Some viewers may feel Prince Andrew has got off lightly. Photo / Netflix
Some viewers may feel Prince Andrew has got off lightly. Photo / Netflix

Some viewers will feel this lets the duke off lightly. “Where Netflix slightly pulled its punches, [it was because] they did not want this to become a row with the royal family,” a Palace insider says. “They didn’t want to get into the dynamics of the ‘spare’, and so they made Andrew look like a petulant idiot. There will be people who think they’re glossing over the issue here: that this is a guy who, at the very best, made an appalling error of judgment and at worst turned a blind eye or was complicit in crimes.” Epstein’s victims, while mentioned, are not given a voice in the film.

Why did Andrew’s camp allow the interview to happen?

In the royal camp, Andrew’s former spin doctor Jason Stein comes out of Scoop well — he is a Cassandra who can see that the interview will be a disaster, but is ignored. Stein joined the Palace in September 2019 to try to rebuild Andrew’s reputation, and left before the Newsnight interview was filmed in November. His alternative PR strategy, as shown in the film, was to have tête-à-têtes with royal correspondents and newspaper editors, an approach deemed too slow by the impatient Andrew. Scoop doesn’t show this, but Stein felt that the duke would need to give an interview to mark his 60th birthday in which he would apologise for his association with Epstein to try to detoxify his image. This would have been more tightly controlled: probably conducted by a newspaper, with rules about what could not be asked.

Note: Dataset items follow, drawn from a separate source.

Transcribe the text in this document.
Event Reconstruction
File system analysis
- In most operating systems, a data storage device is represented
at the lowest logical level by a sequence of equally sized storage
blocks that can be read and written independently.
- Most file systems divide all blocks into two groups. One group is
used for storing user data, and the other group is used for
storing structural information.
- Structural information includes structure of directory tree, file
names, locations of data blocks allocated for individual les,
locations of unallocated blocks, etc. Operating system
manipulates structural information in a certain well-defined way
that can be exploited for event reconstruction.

Considering the brutal criticism she received in the press for encouraging Andrew to do the interview, Scoop is relatively sympathetic to his aide Amanda Thirsk. Played by Keeley Hawes, Thirsk, who joined the royal household in 2004 after a career in banking, is portrayed as naive about her boss’s flaws, thinking that he would be able to redeem himself if the world saw him as she did.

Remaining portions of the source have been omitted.